Archive for the ‘Start-ups’ Category

Surprises

Sunday, October 18th, 2009

Someone asked me today what surprised me most about doing a start-up. This was my response:

  • How slowly things change. When we started Auctomatic in mid-2007, eBay was dominant but faltering, PayPal was lumbering along without any innovation, Facebook was amazing everyone (and scaring Google) with their growth, the iPhone was reshaping the cell phone industry, and everyone was talking about Twitter. Two and a half years on, that still sounds like a reasonable assessment of things. With Auctomatic, we felt this tremendous sense of urgency. That may have been good for other reasons, but it was misguided. When building something, I now think you should assume that you’ve plenty of time, and that very little will change in the interim. (This is, admittedly, the kind of rule that works until it doesn’t.)
  • Tied to this, the realization that a good product is so much more important than first mover advantage. Obvious, but keeps surprising me. Facebook, the iPhone, Dropbox, Skype, etc., have an amazing array of failed predecessors.
  • Succeeding at biz dev just requires endless persistence.
  • Internationalization is an underexploited axis—people try to expand on the x-y plane, and ignore this third dimension.
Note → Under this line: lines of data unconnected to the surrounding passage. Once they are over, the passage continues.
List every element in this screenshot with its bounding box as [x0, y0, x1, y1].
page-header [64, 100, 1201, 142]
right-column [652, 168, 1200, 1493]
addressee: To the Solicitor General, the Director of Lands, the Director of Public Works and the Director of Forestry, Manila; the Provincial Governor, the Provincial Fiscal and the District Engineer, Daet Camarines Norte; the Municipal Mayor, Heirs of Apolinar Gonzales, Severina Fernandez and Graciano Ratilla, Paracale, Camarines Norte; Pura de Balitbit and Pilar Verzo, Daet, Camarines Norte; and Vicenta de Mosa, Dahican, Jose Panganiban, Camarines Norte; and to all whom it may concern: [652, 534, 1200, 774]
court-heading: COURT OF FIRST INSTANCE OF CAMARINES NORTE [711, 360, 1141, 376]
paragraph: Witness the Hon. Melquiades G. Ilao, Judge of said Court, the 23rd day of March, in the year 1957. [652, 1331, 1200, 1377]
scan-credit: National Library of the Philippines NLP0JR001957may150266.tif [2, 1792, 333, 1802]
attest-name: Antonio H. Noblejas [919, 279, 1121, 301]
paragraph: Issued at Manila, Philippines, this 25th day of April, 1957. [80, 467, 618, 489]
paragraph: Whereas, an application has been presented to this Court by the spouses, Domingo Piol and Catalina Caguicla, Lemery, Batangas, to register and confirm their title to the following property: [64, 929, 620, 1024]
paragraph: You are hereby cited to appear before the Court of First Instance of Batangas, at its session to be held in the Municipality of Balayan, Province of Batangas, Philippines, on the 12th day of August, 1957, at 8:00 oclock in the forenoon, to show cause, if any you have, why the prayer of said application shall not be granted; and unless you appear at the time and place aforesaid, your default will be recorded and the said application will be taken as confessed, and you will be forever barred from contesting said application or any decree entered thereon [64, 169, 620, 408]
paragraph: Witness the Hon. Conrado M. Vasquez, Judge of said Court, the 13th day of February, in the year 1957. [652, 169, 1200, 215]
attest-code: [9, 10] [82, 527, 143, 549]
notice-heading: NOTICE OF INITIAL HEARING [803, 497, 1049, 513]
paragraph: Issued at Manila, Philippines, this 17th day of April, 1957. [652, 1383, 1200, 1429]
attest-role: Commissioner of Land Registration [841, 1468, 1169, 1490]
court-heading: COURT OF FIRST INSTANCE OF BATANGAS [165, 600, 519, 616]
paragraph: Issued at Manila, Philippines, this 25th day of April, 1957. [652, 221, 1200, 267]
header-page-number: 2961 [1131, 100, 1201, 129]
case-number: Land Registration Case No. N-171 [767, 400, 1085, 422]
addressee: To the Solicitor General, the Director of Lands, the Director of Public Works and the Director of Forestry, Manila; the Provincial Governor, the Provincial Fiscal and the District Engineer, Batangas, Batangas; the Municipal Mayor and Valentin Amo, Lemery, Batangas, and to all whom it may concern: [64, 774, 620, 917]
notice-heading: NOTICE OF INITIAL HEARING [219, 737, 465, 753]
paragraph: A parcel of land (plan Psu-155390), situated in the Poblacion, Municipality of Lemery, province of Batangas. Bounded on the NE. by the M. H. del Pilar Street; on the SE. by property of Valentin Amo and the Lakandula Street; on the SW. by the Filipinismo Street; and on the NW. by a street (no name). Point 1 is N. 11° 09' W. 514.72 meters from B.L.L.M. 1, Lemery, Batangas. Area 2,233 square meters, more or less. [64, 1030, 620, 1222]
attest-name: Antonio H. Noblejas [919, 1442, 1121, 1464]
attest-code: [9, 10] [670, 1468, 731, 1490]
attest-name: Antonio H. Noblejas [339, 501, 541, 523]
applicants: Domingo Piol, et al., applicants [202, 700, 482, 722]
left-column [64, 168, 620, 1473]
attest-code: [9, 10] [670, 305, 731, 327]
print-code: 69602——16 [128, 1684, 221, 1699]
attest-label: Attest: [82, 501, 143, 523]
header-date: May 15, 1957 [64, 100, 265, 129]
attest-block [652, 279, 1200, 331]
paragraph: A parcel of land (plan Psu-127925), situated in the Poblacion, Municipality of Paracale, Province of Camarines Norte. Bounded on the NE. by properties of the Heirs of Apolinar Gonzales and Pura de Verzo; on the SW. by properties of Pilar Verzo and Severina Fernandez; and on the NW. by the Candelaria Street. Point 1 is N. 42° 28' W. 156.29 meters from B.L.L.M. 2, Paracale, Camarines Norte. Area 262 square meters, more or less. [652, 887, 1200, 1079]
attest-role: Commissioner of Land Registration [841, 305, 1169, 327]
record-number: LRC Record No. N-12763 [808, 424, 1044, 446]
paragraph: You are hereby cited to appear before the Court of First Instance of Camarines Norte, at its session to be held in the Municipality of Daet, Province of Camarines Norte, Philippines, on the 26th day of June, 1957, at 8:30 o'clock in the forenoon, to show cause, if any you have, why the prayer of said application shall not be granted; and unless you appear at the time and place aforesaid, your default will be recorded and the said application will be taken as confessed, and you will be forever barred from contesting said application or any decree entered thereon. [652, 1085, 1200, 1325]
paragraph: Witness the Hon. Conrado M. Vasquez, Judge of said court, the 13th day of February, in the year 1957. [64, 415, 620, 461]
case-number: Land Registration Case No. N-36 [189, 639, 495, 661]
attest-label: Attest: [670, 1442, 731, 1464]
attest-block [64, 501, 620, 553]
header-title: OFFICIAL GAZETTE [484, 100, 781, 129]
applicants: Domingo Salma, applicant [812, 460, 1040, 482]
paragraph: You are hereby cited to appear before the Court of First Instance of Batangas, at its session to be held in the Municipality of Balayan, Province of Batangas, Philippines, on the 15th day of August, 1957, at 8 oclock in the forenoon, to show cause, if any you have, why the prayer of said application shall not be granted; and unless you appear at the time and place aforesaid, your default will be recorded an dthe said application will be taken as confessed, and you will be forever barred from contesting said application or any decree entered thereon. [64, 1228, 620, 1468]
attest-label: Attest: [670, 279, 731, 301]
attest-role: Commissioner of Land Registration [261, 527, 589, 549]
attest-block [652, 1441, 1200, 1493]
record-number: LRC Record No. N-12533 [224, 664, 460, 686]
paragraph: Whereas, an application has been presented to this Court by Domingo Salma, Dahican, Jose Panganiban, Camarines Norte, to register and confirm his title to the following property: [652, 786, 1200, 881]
We grew our iPhone app revenue by over 200% through internationalization. The biggest competitve advantage we ever had with Auctomatic was supporting the obscure international eBay sites that the big US players ignored. I’m generalizing from pretty limited experience, but if I were a floundering start-up trying to get to cashflow positive, internationalizing is probably the first trick I’d try.
  • How dangerous the assumption that you’re going to grow is: “oh, we need to build this this way, because when we’re successful, we’ll need it”. This is often used as an argument against over-engineering for scalability, but it applies more generally. Now, when coding, I try to think: “how can I write this such that if people saw my code, they’d be amazed at how little there is and how little it does”.